Grafenegg: Tschechische Philharmonie: Kabelac und Mahler

Programm: Miloslav Kabelac, Mysterium der Zeit

Gustav Mahler: Symphonie Nr. 5

Dirigent: Semyon Bychkov

Ein Konzert für Romantiker. Die Tschechischen Philharmonie unter Semyon Bychkov erfüllt die Erwartungen der Romantiker. Denn der Dirigent fordert vom Orchester die ganze Wucht der Dramatik bis hin zu den leisesten Tönen der Gefühlsskala. Das Programm war klug ausgewählt und die Komponisten passten in vieler Hinsicht zueinander.

Miloslav Kabelac (1908 -1979): Mysterium der Zeit (1957)

Miloslav Kabelac schrieb acht Symphonien, die erst jetzt so langsam „entdeckt“ und aufgeführt werden. Sein Leben ist von Verfolgung in der Nazizeit geprägt. 1908 in Prag geboren, wurde er 1932 Dirigent und Regisseur beim Prager Rundfunk. Als er 1939 mit der Kantate „Weichet nicht“ gegen den Einmarsch der deutschen Truppen in sein Land protestierte, wurden seine Werke auf den Index gesetzt. Gemeinsam mit seiner Frau, der jüdischen Pianistin Berta Rixova, überlebte er die Jahre des Nationalsozialismus im Untergrund.
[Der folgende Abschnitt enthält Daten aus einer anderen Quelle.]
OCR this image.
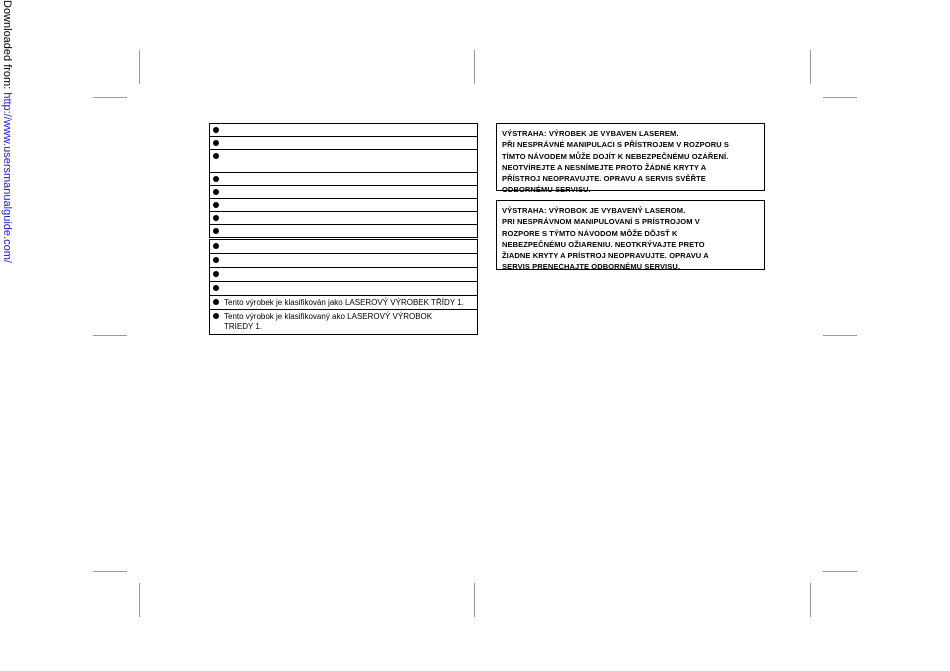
Downloaded from: http://www.usersmanualguide.com/
Tento výrobek je klasifikován jako LASEROVÝ VÝROBEK TŘÍDY 1.
Tento výrobok je klasifikovaný ako LASEROVÝ VÝROBOK TRIEDY 1.
VÝSTRAHA: VÝROBEK JE VYBAVEN LASEREM.
PŘI NESPRÁVNÉ MANIPULACI S PŘÍSTROJEM V ROZPORU S
TÍMTO NÁVODEM MŮŽE DOJÍT K NEBEZPEČNÉMU OZÁŘENÍ.
NEOTVÍREJTE A NESNÍMEJTE PROTO ŽÁDNÉ KRYTY A
PŘÍSTROJ NEOPRAVUJTE. OPRAVU A SERVIS SVĚŘTE
ODBORNÉMU SERVISU.
VÝSTRAHA: VÝROBOK JE VYBAVENÝ LASEROM.
PRI NESPRÁVNOM MANIPULOVANÍ S PRÍSTROJOM V
ROZPORE S TÝMTO NÁVODOM MÔŽE DÔJSŤ K
NEBEZPEČNÉMU OŽIARENIU. NEOTKRÝVAJTE PRETO
ŽIADNE KRYTY A PRÍSTROJ NEOPRAVUJTE. OPRAVU A
SERVIS PRENECHAJTE ODBORNÉMU SERVISU.
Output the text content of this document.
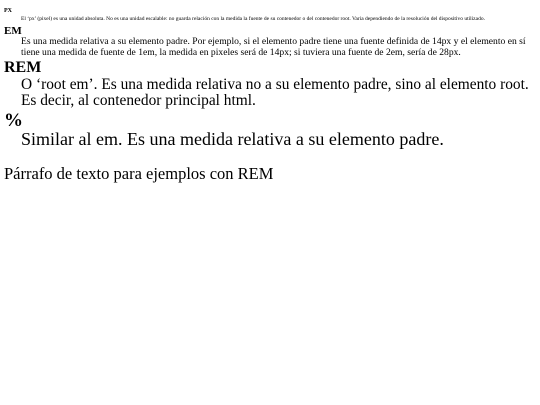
PX
El ‘px’ (pixel) es una unidad absoluta. No es una unidad escalable: no guarda relación con la medida la fuente de su contenedor o del contenedor root. Varia dependiendo de la resolución del dispositivo utilizado.
EM
Es una medida relativa a su elemento padre. Por ejemplo, si el elemento padre tiene una fuente definida de 14px y el elemento en sí tiene una medida de fuente de 1em, la medida en pixeles será de 14px; si tuviera una fuente de 2em, sería de 28px.
REM
O ‘root em’. Es una medida relativa no a su elemento padre, sino al elemento root. Es decir, al contenedor principal html.
%
Similar al em. Es una medida relativa a su elemento padre.

Párrafo de texto para ejemplos con REM
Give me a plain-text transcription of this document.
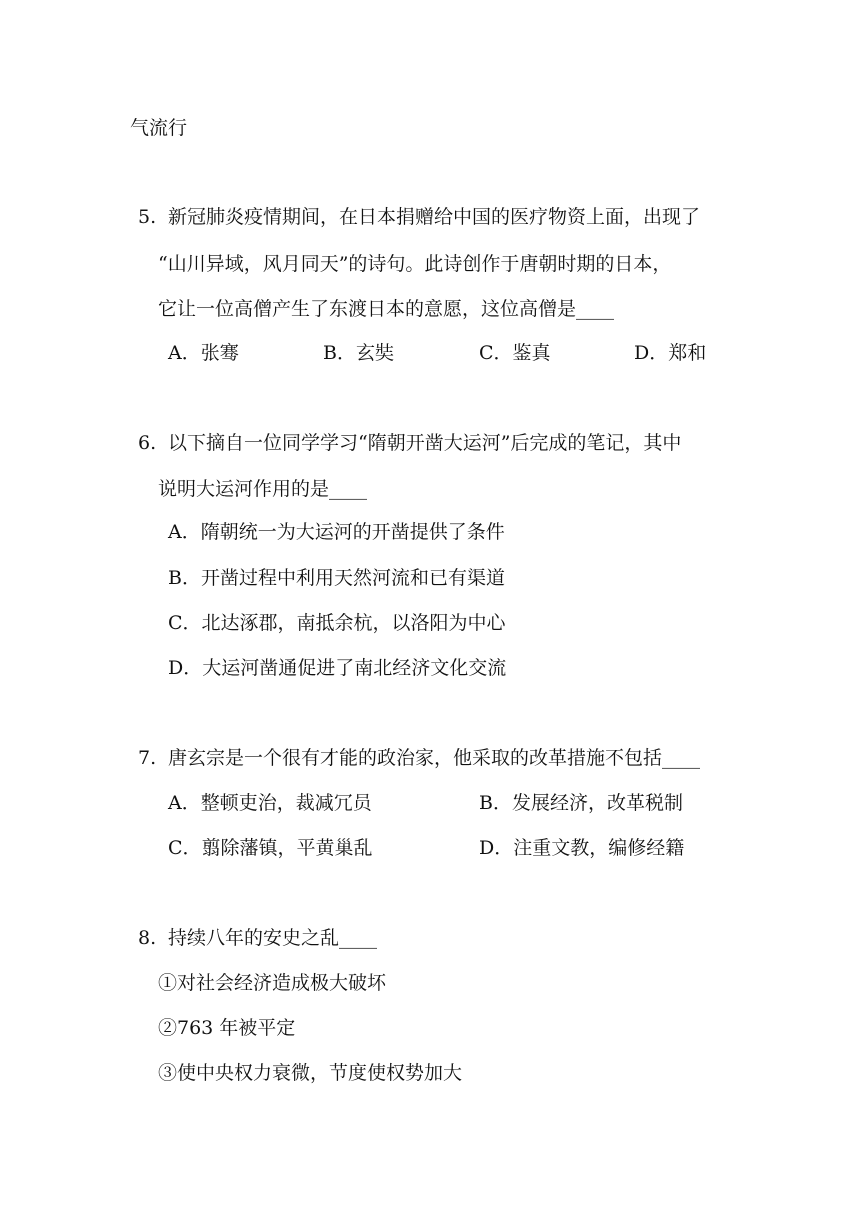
气流行
5. 新冠肺炎疫情期间，在日本捐赠给中国的医疗物资上面，出现了
“山川异域，风月同天”的诗句。此诗创作于唐朝时期的日本，
它让一位高僧产生了东渡日本的意愿，这位高僧是____
A．张骞	B．玄奘	C．鉴真	D．郑和
6. 以下摘自一位同学学习“隋朝开凿大运河”后完成的笔记，其中
说明大运河作用的是____
A．隋朝统一为大运河的开凿提供了条件
B．开凿过程中利用天然河流和已有渠道
C．北达涿郡，南抵余杭，以洛阳为中心
D．大运河凿通促进了南北经济文化交流
7. 唐玄宗是一个很有才能的政治家，他采取的改革措施不包括____
A．整顿吏治，裁减冗员	B．发展经济，改革税制
C．翦除藩镇，平黄巢乱	D．注重文教，编修经籍
8. 持续八年的安史之乱____
①对社会经济造成极大破坏
②763 年被平定
③使中央权力衰微，节度使权势加大
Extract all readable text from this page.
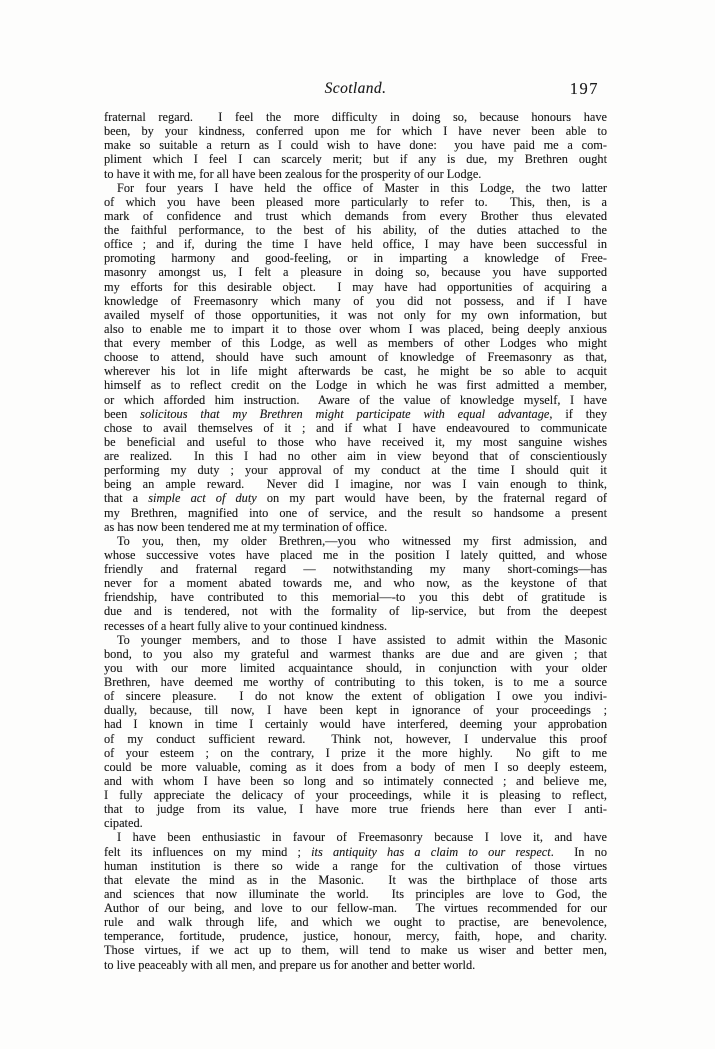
Scotland.	197
fraternal regard.  I feel the more difficulty in doing so, because honours have
been, by your kindness, conferred upon me for which I have never been able to
make so suitable a return as I could wish to have done:  you have paid me a com-
pliment which I feel I can scarcely merit; but if any is due, my Brethren ought
to have it with me, for all have been zealous for the prosperity of our Lodge.
For four years I have held the office of Master in this Lodge, the two latter
of which you have been pleased more particularly to refer to.  This, then, is a
mark of confidence and trust which demands from every Brother thus elevated
the faithful performance, to the best of his ability, of the duties attached to the
office ; and if, during the time I have held office, I may have been successful in
promoting harmony and good-feeling, or in imparting a knowledge of Free-
masonry amongst us, I felt a pleasure in doing so, because you have supported
my efforts for this desirable object.  I may have had opportunities of acquiring a
knowledge of Freemasonry which many of you did not possess, and if I have
availed myself of those opportunities, it was not only for my own information, but
also to enable me to impart it to those over whom I was placed, being deeply anxious
that every member of this Lodge, as well as members of other Lodges who might
choose to attend, should have such amount of knowledge of Freemasonry as that,
wherever his lot in life might afterwards be cast, he might be so able to acquit
himself as to reflect credit on the Lodge in which he was first admitted a member,
or which afforded him instruction.  Aware of the value of knowledge myself, I have
been solicitous that my Brethren might participate with equal advantage, if they
chose to avail themselves of it ; and if what I have endeavoured to communicate
be beneficial and useful to those who have received it, my most sanguine wishes
are realized.  In this I had no other aim in view beyond that of conscientiously
performing my duty ; your approval of my conduct at the time I should quit it
being an ample reward.  Never did I imagine, nor was I vain enough to think,
that a simple act of duty on my part would have been, by the fraternal regard of
my Brethren, magnified into one of service, and the result so handsome a present
as has now been tendered me at my termination of office.
To you, then, my older Brethren,—you who witnessed my first admission, and
whose successive votes have placed me in the position I lately quitted, and whose
friendly and fraternal regard — notwithstanding my many short-comings—has
never for a moment abated towards me, and who now, as the keystone of that
friendship, have contributed to this memorial—-to you this debt of gratitude is
due and is tendered, not with the formality of lip-service, but from the deepest
recesses of a heart fully alive to your continued kindness.
To younger members, and to those I have assisted to admit within the Masonic
bond, to you also my grateful and warmest thanks are due and are given ; that
you with our more limited acquaintance should, in conjunction with your older
Brethren, have deemed me worthy of contributing to this token, is to me a source
of sincere pleasure.  I do not know the extent of obligation I owe you indivi-
dually, because, till now, I have been kept in ignorance of your proceedings ;
had I known in time I certainly would have interfered, deeming your approbation
of my conduct sufficient reward.  Think not, however, I undervalue this proof
of your esteem ; on the contrary, I prize it the more highly.  No gift to me
could be more valuable, coming as it does from a body of men I so deeply esteem,
and with whom I have been so long and so intimately connected ; and believe me,
I fully appreciate the delicacy of your proceedings, while it is pleasing to reflect,
that to judge from its value, I have more true friends here than ever I anti-
cipated.
I have been enthusiastic in favour of Freemasonry because I love it, and have
felt its influences on my mind ; its antiquity has a claim to our respect.  In no
human institution is there so wide a range for the cultivation of those virtues
that elevate the mind as in the Masonic.  It was the birthplace of those arts
and sciences that now illuminate the world.  Its principles are love to God, the
Author of our being, and love to our fellow-man.  The virtues recommended for our
rule and walk through life, and which we ought to practise, are benevolence,
temperance, fortitude, prudence, justice, honour, mercy, faith, hope, and charity.
Those virtues, if we act up to them, will tend to make us wiser and better men,
to live peaceably with all men, and prepare us for another and better world.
Aber auch dem nachfolgenden sozialistischen Regime gefielen seine Kompositionen nicht und wurden bis zu seinem Tod 1979 nie gespielt.

Mit diesen Informationen (dank der ausgezeichneten Texte von Wolfgang Stähr im Programmheft) ausgestattet, wartete man gespannt auf die Komposition. Wie der Titel verheißt – es ging um die Zeit. Sie ist das Absolute, das Unveränderbare, zu Beginn im leisen Takt einer Uhr angedeutet. Der medidative Anfang steigert sich zu rauschhaftem Aufruhr. Man wird an religiöse Tänze aus Indonesien erinnert, bei denen die Teilnehmer unter der Leitung eines Priesters in Trance verfallen. Je heftiger die Schläge der Zeit ertönen, desto mehr gleitet die Musik aus der Trance in den Aufruhr, der eine Endzeit ankündigt. Gewaltig endet dieses kurze Stück, das so minimalistisch leise begann.
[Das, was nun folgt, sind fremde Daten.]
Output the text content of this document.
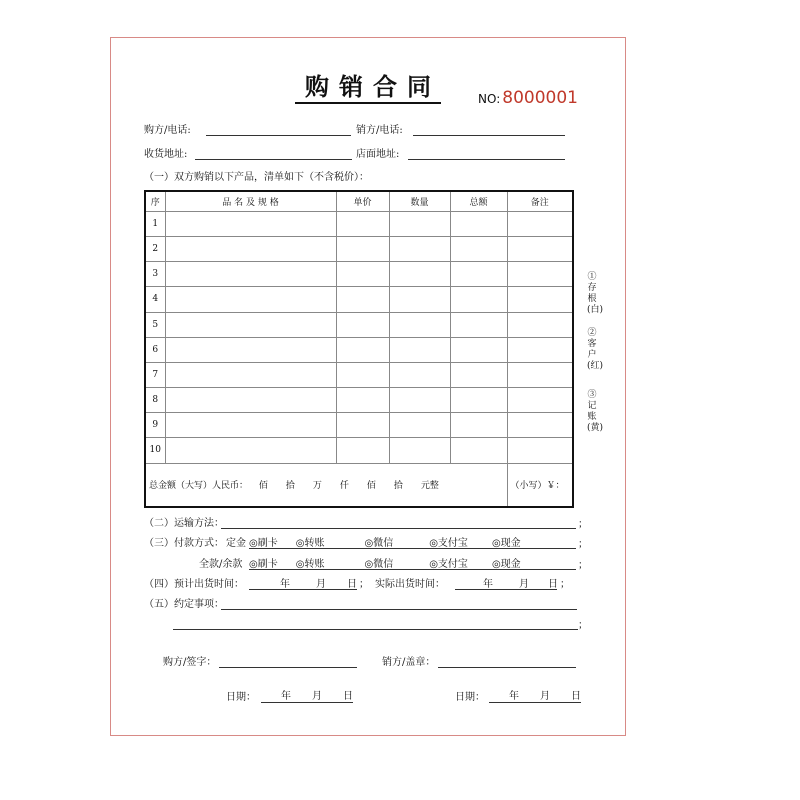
购销合同	NO: 8000001
购方/电话:	销方/电话:
收货地址:	店面地址:
（一）双方购销以下产品，清单如下（不含税价）：
序	品 名 及 规 格	单价	数量	总额	备注
1					
2					
3					
4					
5					
6					
7					
8					
9					
10					
总金额（大写）人民币： 佰　　拾　　万　　仟　　佰　　拾　　元整					（小写）￥：
①存根(白)
②客户(红)
③记账(黄)
（二）运输方法：	；
（三）付款方式： 定金 ◎刷卡 ◎转账	◎微信	◎支付宝 ◎现金	；
全款/余款 ◎刷卡 ◎转账	◎微信	◎支付宝 ◎现金	；
（四）预计出货时间：	年	月 日 ； 实际出货时间：	年	月 日 ；
（五）约定事项：
；
购方/签字：	销方/盖章：
日期：	年 月 日	日期： 年 月 日
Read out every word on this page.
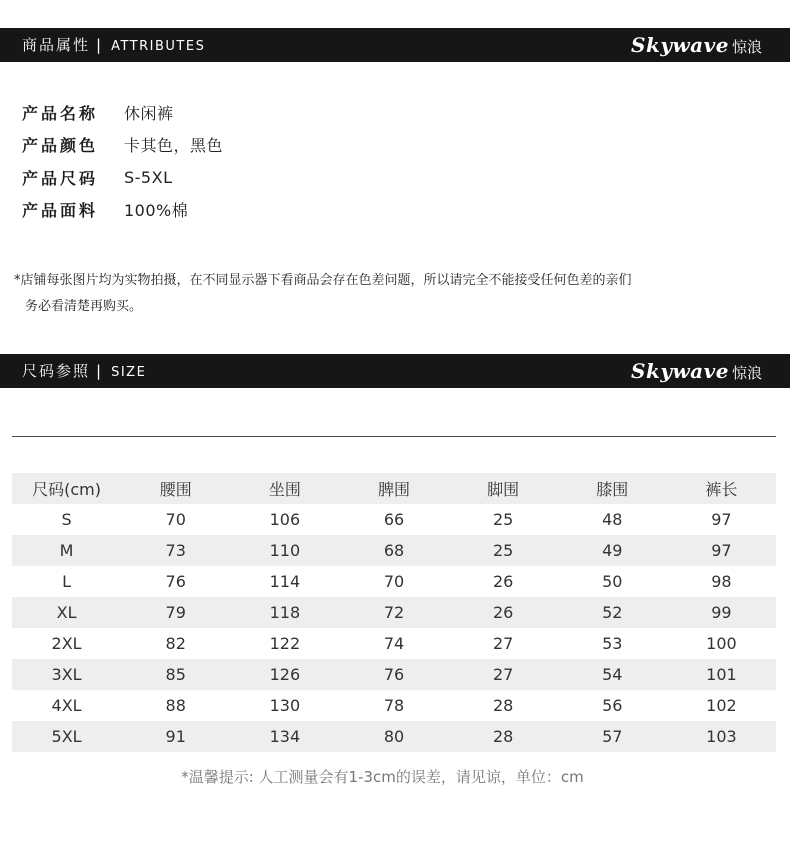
商品属性 | ATTRIBUTES	Skywave 惊浪
产品名称	休闲裤
产品颜色	卡其色，黑色
产品尺码	S-5XL
产品面料	100%棉
*店铺每张图片均为实物拍摄，在不同显示器下看商品会存在色差问题，所以请完全不能接受任何色差的亲们
务必看清楚再购买。
尺码参照 | SIZE	Skywave 惊浪
尺码(cm)	腰围	坐围	脾围	脚围	膝围	裤长
S	70	106	66	25	48	97
M	73	110	68	25	49	97
L	76	114	70	26	50	98
XL	79	118	72	26	52	99
2XL	82	122	74	27	53	100
3XL	85	126	76	27	54	101
4XL	88	130	78	28	56	102
5XL	91	134	80	28	57	103
*温馨提示: 人工测量会有1-3cm的误差，请见谅，单位：cm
Gustav Mahler: 5. Symphonie (1901-1902)

Mit den Trompetenfanfaren weckt Mahler die Menschen aus der Lethargie der Jahrhundertwende. Die „Marcia Funebre“ lässt keine Melancholie zu, gleich darauf folgt ein neuerlicher Weckruf der melancholisch-lethargischen Gemüter. Semyon Bischkov fordert genau das richtige Tempo ein: Zeit geben, die Themen wirken lassen, ohne die Töne zu überdehnen. Und so entwickelt er gekonnt den Aufruhr, das Superdrama, diesen Kampf zwischen dem lethargischen Tod und dem alles Leben Begehrende, vor den Ohren und Augen der Zuhörer.

Diese Thematik setzt sich im 2. Satz fort: Aufruhr und Ruhe im ständigen WEchsel. Beruhigend die feinen Cellipassagen.

Im 3. Satz Am Ende kombiniert Mahler kunstvoll alle Themen zu einem fulminanten Schluss.

Das Adagietto

Das Adagietto, bestens bekannt aus dem Film „Tod in Venedig“ von Visconti, ist wohl das meist gespielte Stück im Radio. Keine Wunschsendung ohne Adagietto. Richard Strauss schrieb 1905 an Mahler:“Ihre 5. Symphonie hat mir neulich …große Freude bereitet, die mir durch das kleine Adagietto etwas getrübt wurde. Daß dasselbe beim Publikum am meisten gefallen hat, geschieht Ihnen dafür auch ganz recht.“ (zitiert nach Programmheft)

Und so ist es bis heute noch: Dieses kurze Stück begeistert, dem Dirigenten und Orchester sind die Diskussionen um Kitsch oder Nichtkitsch herzlich egal. Dem Publikum auch. Man versinkt ist dieser zärtlichen Erotik und der umbändigen Sehnsucht nach Vergessen. Alltag und Banalitäten rücken ab. Es passt nicht hierher, die Emotionen mit Worten nachzubilden. Sie sind stark, und überschreiten die Grenzen der Sprache.

Abkühlen und Aufwühlen: 5. Satz

Mahler und Bishkov wecken die Zuhörer aus ihrem Wohlfühlsentiment. Das Rondofinale ist pfiffig-ironisch, tänzelt, dröhnt, um am Ende in einer betörenden Apotheose des Sieges zu enden.

Nie endenwollender Beifall für Bischkov und das Orchester. Minutenlange Standing Ovations.